I say supposed politics as the discourse surrounding genre media has really suffered for the ever-broadening taboo regarding aesthetic judgements made in public and the broader cultural degradation of language through which we might express personal feelings such as boredom, disgust, or simple distaste. While I would argue that the source of this taboo lies in the careerism of professional reviewers and the reluctance of academic critics to make value judgements, the taboo spreads by virtue of the fact that saying that something sucks can cause social friction and social friction often results in drama when it manifests itself online. Combine this with the fact that social media operates by push-notification and you have a weird situation where people are a) continuously annoyed when confronted with stuff they dislike and b) unable to simply say that this stuff sucks. The only way out of this Catch-22 has been to cloak one’s aesthetic judgements in the language of politics and morality. So, when your friend keeps re-tweeting Superhero memes, they’re not just spraying you with tedious infantile shit… they’re actually amplifying fascism, or defending sexism and erasing bisexuality. With morality and politics firmly entrenched as the lingua franca of haterdom, advertisers are only too happy to pick up the ball and run with it: Funny how the only possible reason for disliking the output of billion-dollar franchises backed by sinister multinational corporations is that you’re a bad person for refusing to eat your cultural slop.
Given that our politics have now reached the stage where political parties have straight up abandoned promising to make our lives any better, is it any surprise that we have politicised our patterns of consumption? We might not be able to elect a politician who will not strip trans-people of their basic human rights, but we can read fantasy novels that end with a chaste kiss between two traumatised trans people. That’s basically the same thing as politics, right? It follows from this that defending your preferred ‘ship against people who happen to prefer another is a form of political activism.
The thing about this type of rhetoric is not just that it is all a load of self-aggrandising consumerist bullshit, it’s a load of self-aggrandising consumerist bullshit that has been comprehensibly suborned by the marketplace. Multinational corporations routinely drape themselves in the language of representation as a means of halting negative word of mouth by associating negative attitudes towards shitty art with shitty attitudes towards real people. If you read a tweet-storm about how The Hardy Boys erase asexuality then you can be 100% sure that those tweets came from an author who has written a series of novels about asexual teenaged detectives.

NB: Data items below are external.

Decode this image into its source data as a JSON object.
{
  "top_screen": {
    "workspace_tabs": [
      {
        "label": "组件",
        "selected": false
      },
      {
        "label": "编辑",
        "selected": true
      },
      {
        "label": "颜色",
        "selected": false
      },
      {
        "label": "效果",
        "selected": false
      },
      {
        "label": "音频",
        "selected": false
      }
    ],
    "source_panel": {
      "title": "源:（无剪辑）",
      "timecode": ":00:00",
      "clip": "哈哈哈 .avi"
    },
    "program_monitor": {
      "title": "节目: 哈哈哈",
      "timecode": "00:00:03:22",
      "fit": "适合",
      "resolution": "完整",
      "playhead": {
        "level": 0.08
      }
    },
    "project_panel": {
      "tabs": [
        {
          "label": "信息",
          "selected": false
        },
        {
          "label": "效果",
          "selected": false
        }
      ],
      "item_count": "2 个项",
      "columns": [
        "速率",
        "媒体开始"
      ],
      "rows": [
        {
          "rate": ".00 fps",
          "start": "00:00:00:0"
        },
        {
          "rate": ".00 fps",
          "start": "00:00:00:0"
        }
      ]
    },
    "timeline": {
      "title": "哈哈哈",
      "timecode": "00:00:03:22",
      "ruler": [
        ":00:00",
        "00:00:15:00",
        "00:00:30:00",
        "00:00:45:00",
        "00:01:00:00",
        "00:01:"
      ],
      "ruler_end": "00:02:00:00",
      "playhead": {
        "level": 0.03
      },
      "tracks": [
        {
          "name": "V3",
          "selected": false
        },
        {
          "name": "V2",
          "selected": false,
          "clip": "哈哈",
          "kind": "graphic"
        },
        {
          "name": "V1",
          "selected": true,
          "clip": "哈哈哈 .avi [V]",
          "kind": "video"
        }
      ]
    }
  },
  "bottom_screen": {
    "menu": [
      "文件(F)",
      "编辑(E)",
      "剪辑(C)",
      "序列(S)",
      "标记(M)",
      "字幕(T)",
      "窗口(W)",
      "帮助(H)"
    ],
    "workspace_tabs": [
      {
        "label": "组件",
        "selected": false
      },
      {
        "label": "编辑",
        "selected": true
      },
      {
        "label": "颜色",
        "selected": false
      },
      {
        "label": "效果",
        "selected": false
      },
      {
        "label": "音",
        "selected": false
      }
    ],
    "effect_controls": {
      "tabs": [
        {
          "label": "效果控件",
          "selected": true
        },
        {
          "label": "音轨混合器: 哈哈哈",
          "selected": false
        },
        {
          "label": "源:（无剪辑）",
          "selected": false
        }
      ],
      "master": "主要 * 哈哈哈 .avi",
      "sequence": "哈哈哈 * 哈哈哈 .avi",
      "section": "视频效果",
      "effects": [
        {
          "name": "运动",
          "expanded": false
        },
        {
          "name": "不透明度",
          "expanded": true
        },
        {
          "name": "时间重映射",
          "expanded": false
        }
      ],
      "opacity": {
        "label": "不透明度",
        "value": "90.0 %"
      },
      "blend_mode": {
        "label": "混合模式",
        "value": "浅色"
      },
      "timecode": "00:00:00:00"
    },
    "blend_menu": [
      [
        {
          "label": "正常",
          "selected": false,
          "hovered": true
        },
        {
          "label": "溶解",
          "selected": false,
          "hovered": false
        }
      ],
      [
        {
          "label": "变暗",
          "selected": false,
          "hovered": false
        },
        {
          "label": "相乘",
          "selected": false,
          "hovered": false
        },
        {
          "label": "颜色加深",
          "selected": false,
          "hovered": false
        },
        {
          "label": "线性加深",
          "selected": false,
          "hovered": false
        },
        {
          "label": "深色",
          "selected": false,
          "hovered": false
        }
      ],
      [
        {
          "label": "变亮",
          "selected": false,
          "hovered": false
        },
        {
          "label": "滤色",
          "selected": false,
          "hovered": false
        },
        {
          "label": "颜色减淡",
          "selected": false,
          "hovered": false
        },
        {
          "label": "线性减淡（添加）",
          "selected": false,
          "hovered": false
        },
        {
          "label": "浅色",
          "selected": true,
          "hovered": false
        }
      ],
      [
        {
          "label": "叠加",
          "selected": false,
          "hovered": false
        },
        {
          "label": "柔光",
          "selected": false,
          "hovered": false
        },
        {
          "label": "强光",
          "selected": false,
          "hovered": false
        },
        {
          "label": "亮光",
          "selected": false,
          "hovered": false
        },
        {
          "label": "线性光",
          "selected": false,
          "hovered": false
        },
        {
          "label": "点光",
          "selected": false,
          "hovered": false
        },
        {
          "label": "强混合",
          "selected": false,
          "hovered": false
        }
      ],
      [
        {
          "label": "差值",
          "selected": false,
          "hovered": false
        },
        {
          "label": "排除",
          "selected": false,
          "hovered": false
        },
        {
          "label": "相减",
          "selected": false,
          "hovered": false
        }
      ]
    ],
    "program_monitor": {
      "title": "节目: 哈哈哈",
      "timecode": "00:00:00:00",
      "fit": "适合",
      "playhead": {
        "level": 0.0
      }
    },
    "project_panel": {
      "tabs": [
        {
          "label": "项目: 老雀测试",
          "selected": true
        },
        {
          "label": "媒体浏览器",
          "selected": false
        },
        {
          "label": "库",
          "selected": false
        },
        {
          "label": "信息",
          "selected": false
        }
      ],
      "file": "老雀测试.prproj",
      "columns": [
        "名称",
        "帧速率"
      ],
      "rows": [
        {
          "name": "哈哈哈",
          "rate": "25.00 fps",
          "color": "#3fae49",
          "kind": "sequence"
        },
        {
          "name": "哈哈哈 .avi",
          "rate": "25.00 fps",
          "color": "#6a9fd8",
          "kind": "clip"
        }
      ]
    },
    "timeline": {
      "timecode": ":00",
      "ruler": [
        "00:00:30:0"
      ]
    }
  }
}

Dungeons & Dragons: Honor among Thieves may be plastered with soy banter and feature loads of little jokes and cosy stories about found family but it works. It does not work because it is somehow morally superior to a seven hour Hungarian film set in the aftermath of a collapsed attempt at collective farming, it works because it is pretty, and fun, and well-acted and the action sequences are really well imagined and executed. This is a well-made film and its aesthetics absolutely ring out. There’s no politics here… there’s only joy in a really well-made piece of Hollywood fluff.